What exactly drones can and can’t do in North Carolina.

A judge failed to stop the new voting laws, meaning the new restrictions on early voting and provisional ballots will be in effect for the November elections.

Two more Little Free Libraries have appeared, this time in Rockingham County.

An additional analysis of the new North Carolina budget.

The new I-40 and I-77 interchange won’t be as elaborate as planned, due to a reallocation of state DOT funds to other projects.

The financial management of our state Medicaid program has now been outsourced to a management firm, as debate continues on how the entire enterprise should be run. Oh and there was no formal bid process for this firm, who also requested and received double the original contracted amount.

The largest private employer in Davidson County continues to grow.

The g-word (gentrification that is), has come to Asheville and has area residents asking if neighborhoods can be affordable and in demand.

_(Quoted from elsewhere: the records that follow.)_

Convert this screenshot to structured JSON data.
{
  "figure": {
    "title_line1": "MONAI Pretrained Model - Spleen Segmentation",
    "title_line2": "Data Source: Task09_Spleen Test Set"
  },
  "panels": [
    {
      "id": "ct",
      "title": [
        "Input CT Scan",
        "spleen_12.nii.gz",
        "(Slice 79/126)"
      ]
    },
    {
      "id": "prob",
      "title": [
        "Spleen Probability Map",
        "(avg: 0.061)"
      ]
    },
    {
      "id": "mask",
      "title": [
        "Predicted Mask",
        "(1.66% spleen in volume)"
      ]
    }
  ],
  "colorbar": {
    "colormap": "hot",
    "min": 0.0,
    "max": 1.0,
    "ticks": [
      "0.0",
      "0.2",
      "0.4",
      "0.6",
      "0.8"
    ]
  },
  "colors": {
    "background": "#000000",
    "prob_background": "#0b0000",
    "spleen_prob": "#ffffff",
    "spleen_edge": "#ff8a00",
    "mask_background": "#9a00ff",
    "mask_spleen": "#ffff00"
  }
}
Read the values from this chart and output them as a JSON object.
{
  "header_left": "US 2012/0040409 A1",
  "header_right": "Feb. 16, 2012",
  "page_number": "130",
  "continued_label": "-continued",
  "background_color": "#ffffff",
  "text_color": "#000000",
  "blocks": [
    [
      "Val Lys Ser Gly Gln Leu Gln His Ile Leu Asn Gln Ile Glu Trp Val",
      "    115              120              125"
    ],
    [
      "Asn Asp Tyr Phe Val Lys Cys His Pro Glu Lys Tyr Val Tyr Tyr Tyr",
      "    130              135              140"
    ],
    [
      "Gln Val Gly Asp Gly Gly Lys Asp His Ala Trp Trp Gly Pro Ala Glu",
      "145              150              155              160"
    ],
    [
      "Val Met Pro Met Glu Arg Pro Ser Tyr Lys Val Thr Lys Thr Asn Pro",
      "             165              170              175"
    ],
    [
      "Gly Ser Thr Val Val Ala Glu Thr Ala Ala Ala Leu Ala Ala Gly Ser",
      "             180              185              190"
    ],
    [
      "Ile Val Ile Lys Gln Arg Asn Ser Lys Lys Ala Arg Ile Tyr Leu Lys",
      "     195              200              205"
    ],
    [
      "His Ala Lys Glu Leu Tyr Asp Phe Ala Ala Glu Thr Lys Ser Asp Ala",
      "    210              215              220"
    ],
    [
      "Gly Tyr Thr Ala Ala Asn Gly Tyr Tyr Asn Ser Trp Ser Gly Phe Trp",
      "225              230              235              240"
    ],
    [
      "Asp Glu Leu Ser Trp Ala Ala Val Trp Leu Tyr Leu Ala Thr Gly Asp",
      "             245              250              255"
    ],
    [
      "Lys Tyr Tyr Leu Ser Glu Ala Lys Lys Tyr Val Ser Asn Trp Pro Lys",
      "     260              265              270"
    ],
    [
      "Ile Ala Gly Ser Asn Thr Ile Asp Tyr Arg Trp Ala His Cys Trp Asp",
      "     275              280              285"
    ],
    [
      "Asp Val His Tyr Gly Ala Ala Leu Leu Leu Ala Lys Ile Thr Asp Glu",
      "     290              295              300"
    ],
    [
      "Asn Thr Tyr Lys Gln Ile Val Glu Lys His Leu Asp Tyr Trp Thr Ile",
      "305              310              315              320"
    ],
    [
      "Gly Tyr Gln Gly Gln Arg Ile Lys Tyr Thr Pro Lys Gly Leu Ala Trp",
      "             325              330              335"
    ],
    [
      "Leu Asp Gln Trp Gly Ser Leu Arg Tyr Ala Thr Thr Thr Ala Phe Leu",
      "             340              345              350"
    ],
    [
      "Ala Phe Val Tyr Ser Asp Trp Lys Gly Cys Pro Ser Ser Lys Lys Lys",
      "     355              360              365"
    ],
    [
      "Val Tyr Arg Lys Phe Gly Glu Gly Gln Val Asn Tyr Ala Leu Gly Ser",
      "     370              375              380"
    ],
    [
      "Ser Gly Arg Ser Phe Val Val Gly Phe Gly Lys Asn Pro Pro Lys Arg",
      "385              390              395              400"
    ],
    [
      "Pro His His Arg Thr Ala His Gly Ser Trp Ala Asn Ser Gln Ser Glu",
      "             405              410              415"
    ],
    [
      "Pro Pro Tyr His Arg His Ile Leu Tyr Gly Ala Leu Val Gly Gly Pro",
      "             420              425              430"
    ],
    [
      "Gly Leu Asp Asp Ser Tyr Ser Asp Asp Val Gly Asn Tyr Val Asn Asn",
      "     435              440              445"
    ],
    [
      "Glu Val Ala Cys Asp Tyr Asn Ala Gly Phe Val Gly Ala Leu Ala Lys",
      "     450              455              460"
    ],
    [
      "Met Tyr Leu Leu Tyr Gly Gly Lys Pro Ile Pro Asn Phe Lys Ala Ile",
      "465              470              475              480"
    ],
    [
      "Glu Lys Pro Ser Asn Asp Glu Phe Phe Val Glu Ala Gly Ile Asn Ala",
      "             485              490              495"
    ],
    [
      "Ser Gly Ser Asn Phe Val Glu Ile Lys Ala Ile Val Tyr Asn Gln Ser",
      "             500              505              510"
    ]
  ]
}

Several Asheville restaurants are working hard to avoid the curse of the failed businesses that they replaced.

This rookie Charlotte police officer is working to improve the troubled neighborhood he patrols.

Now that film incentives have changed, people in the industry are adjusting in different ways.

How a Charlotte adult products business has survived ordinances and attitudes about what it sells around its South End location.

A wood pellet operation is set to change the skyline of Wilmington.

Wilmington leaders are considering making a section of Market Street two lanes, down from four narrow ones.

The full vision of transit and transportation in the City of Raleigh.

Could this research on fracking change the minds of supporters?

If you can get there, the state doesn’t mind and actually wants you to explore the Mayo River.

This Johnston County church is moving. Literarily, the building is being moved across the street.

The city of Durham has been asked to spend money on a set of apartments popular with those who use Section 8 vouchers.

North Carolina has four of the largest growing poor populations. All four of these areas are our three major metro areas (Greensboro and Winston-Salem are separated by the Census as two distinct metro areas).

What will come of the Outer Banks, which are being threatened by all kinds of climate change.